Ian Goddard speculates on his site that the brownish colour is not rust but cesium. However, for that the pipe would have to be leaky, for you to see cesium condensate on the outside, not just the inside.
AtomicWombat said:Exactly where does the pipe come from. It's hard to follow in the Cryptome pictures. It is not the large emergency relief duct from the airspace in the reactor building. It appears to be an emergency steam relief pipe from the reactor circulation, perhaps from the condensers.
robinson said:So after something goes very wrong you vent the reactor directly into the atmosphere? What the .. ?
vanesch said:I have to say I don't understand how you can have a hydrogen explosion blowing apart the confinement building, and not the reactor vessel.
I also don't understand how you can let any pressure build up in the confinement building at the risk of rupture if it is slowly. One should prefer steam releases (even contaminated) in order to ensure the integrity of the confinement building if ever the reactor vessel breaks, no ? Now we are not very far from a full release of the core in the environment.

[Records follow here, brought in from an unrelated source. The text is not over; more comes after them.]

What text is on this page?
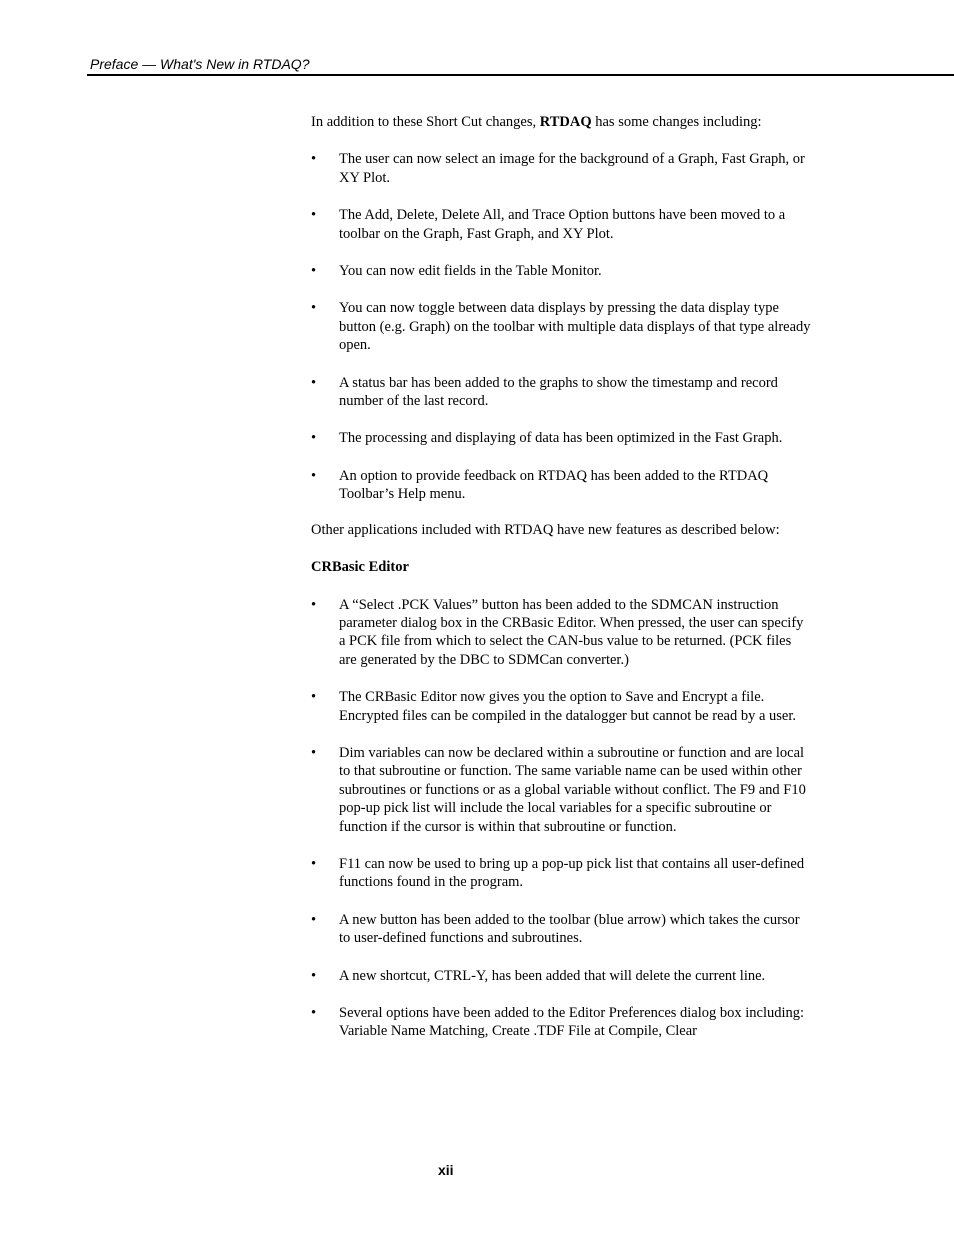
Preface — What's New in RTDAQ?

In addition to these Short Cut changes, RTDAQ has some changes including:

• The user can now select an image for the background of a Graph, Fast Graph, or XY Plot.
• The Add, Delete, Delete All, and Trace Option buttons have been moved to a toolbar on the Graph, Fast Graph, and XY Plot.
• You can now edit fields in the Table Monitor.
• You can now toggle between data displays by pressing the data display type button (e.g. Graph) on the toolbar with multiple data displays of that type already open.
• A status bar has been added to the graphs to show the timestamp and record number of the last record.
• The processing and displaying of data has been optimized in the Fast Graph.
• An option to provide feedback on RTDAQ has been added to the RTDAQ Toolbar’s Help menu.

Other applications included with RTDAQ have new features as described below:

CRBasic Editor
• A “Select .PCK Values” button has been added to the SDMCAN instruction parameter dialog box in the CRBasic Editor. When pressed, the user can specify a PCK file from which to select the CAN-bus value to be returned. (PCK files are generated by the DBC to SDMCan converter.)
• The CRBasic Editor now gives you the option to Save and Encrypt a file. Encrypted files can be compiled in the datalogger but cannot be read by a user.
• Dim variables can now be declared within a subroutine or function and are local to that subroutine or function. The same variable name can be used within other subroutines or functions or as a global variable without conflict. The F9 and F10 pop-up pick list will include the local variables for a specific subroutine or function if the cursor is within that subroutine or function.
• F11 can now be used to bring up a pop-up pick list that contains all user-defined functions found in the program.
• A new button has been added to the toolbar (blue arrow) which takes the cursor to user-defined functions and subroutines.
• A new shortcut, CTRL-Y, has been added that will delete the current line.
• Several options have been added to the Editor Preferences dialog box including: Variable Name Matching, Create .TDF File at Compile, Clear
xii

AtomicWombat said:Exactly where does the pipe come from. It's hard to follow in the Cryptome pictures. It is not the large emergency relief duct from the airspace in the reactor building. It appears to be an emergency steam relief pipe from the reactor circulation, perhaps from the condensers.
robinson said:So after something goes very wrong you vent the reactor directly into the atmosphere? What the .. ?
etudiant said:The stack, unless filtered, then ensures maximal dispersion of the vented materials.
That does seem a serious oversight, as a bad accident is thereby made worse.
Are there not any requirements for filtering the hardened stack emissions in case of accident?
Torus.robinson said:It seems impossible that the solution to a leaking reactor is to vent it directly into the atmosphere. Seriously?
AtomicWombat said:The documents on Tepco's site:
http://www.tepco.co.jp/en/news/110311/
And the location of the high radiation inside the No.1 turbine building as:
"Near the entrance of the train room for the emergency gas treatment system."
http://www.tepco.co.jp/en/nu/fukushima-np/images/handouts_110803_01-e.pdf
Where does this "emergency gas treatment piping arrangement" fit into the safety systems for a BWR?